YRT: What is it like to be around him everyday and see one of the best go about his business?
JT: To be around him everyday and watch him do his work, it’s awesome. He’s a great player, great hitter and plays the game the right way. He’s smart, he knows how to prepare himself. He makes the adjustments you need to make to be a great hitter. That’s what the game is all about – making the adjustments.
YRT: What was your favorite Major League stadium that you played in?
JT: St. Louis, that was definitely the best. They have the best fans that I’ve ever experienced. Every game, it didn’t matter if it was a Sunday night game or a Tuesday day game, we had 35 to 40,000. Just great fans; if you play a great game, make a great play, they applaud you. Even if you’re on the opposing team, they still let you know. And that’s what baseball is all about. I played with the Red Sox so I’ve been to Yankee Stadium and I’ve been to Boston. Those fans are great too – they’re loud, they’re hostile. But St. Louis was a different thing, those are true baseball fans. New York fans, Boston fans, it’s a, ‘we’re better that you’ type of atmosphere. But St. Louis is ‘we love the game of baseball, and we know the game of baseball.’
YRT: How does Philadelphia compare to that?
JT: Philly, they’re up there with New York and Boston. Hard-nosed, they love their team. They love Philadelphia sports, and that was an awesome thing to be around as well. It was a ‘you’re coming into our hometown, we’re gonna get you’ type of atmosphere. It’s all fun and games, it’s fun, it’s part of baseball, it’s part of competing.
YRT: So did you have a least favorite place to go?
JT: No, I mean, if you’re in the big leagues, you’ve got to be happy wherever you go. You’ve got to be excited to be there, baseball in the big leagues is so much better than anything else. If anything, I’d say I didn’t like going to Wrigley because of the dugouts. The dugouts are small, the locker rooms are small. It’s the oldest place around, it’s tradition and all of that which is fine, there’s just no room anywhere, you can’t get ready. Like if I’m coming into to pinch hit or pinch run, there’s no room for you to get loose. I wouldn’t say least favorite, because the city, the stadium are awesome. But I couldn’t move.

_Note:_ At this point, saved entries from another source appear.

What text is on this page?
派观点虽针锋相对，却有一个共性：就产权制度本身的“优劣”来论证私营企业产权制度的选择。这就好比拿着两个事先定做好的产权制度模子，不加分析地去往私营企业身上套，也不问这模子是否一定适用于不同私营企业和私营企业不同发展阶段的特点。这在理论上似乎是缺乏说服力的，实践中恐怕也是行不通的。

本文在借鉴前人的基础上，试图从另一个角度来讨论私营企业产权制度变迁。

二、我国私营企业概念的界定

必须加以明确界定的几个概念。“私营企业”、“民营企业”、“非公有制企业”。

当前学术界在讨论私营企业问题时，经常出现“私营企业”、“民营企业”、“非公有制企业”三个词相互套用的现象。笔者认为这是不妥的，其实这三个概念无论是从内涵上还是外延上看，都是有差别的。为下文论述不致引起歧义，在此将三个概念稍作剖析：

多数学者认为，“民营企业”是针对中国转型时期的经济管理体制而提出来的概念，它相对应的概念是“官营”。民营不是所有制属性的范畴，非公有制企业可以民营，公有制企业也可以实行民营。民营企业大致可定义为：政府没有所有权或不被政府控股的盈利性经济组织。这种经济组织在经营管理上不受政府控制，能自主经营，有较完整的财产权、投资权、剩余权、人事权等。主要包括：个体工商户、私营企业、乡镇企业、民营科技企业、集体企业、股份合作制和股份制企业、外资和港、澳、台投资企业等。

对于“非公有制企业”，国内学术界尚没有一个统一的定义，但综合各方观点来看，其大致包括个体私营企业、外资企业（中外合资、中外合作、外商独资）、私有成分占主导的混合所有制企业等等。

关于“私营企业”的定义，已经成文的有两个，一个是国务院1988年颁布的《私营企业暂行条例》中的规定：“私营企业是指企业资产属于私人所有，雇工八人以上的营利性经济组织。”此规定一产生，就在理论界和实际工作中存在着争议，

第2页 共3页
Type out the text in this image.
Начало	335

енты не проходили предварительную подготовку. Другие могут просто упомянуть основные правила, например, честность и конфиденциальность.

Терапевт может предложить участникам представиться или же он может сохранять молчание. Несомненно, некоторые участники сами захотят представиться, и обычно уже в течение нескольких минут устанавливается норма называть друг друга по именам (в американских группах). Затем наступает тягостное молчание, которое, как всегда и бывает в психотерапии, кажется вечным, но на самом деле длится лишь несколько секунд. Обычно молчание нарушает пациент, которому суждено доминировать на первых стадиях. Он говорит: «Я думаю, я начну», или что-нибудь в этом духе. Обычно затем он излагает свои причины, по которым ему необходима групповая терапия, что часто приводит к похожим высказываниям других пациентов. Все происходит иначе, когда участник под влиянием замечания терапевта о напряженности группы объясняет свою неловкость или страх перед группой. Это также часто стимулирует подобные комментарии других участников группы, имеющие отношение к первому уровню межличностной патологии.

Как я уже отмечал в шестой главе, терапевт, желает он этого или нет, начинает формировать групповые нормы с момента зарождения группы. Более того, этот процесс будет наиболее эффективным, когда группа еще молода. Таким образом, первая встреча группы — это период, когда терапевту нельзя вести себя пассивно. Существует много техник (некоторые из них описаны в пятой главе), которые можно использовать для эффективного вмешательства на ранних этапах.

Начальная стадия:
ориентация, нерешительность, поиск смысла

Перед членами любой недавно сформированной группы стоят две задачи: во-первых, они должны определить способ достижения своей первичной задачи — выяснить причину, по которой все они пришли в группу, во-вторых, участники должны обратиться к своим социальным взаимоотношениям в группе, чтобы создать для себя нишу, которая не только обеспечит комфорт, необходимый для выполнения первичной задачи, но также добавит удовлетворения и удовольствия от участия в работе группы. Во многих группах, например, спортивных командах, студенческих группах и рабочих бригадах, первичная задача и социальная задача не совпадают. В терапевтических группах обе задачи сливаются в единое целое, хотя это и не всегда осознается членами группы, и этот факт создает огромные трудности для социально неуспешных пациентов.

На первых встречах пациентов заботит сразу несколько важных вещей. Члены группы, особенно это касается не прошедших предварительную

YRT: Is the day-to-day life in the big leagues different that the minors, or do you prepare the same way?
JT: I think it’s the same. You prepare to play the same way wherever you are. It’s the same game, you’ve got to pitch well, hit well, play defense well, run, all the things. Baseball is baseball no matter where you play it. It’s how well you repeat the same pitch, the same swing. That’s why guys are so successful at the big league level, because they’re able to do the same thing over and over, but still make adjustments when they need to. Here you have to be the same way, you’ve got to prepare to win, prepare to do well. You want to be successful when you’re here. I’m not playing just because I’m playing, I want to do well.
YRT: You’re from Northern California, what’s life like back there?
JT: It’s awesome, I love Northern California. My hometown is Vallejo, We’ve got great athletes that come out of there. My cousin is C.C. Sabathia, we grew up there and played in North Vallejo Little League.
YRT: Did you play with or against C.C.?
JT: I played against him, but then in all-stars we were teammates. And then in high school ball we were teammates.
YRT: What was C.C. like back then?
JT: Same guy, awesome guy. Competitive, a great person. Always wanted to work hard, always wanted to be the best. A lot of people only see the baseball side of him, but he’s just a great human being, period.
YRT: Any other relatives in pro sports?
JT: Yes, I have another cousin, Josh Childress, who plays basketball. And Ralph Brown is a cousin on my mom’s side that played DB for the New York Giants. I don’t know him well, but C.C. was my close cousin.
YRT: Any player you tried to emulate when you were a kid?
JT: Ozzie Smith, I liked him. I liked Brett Butler a lot because he liked to bunt, and I like to bunt.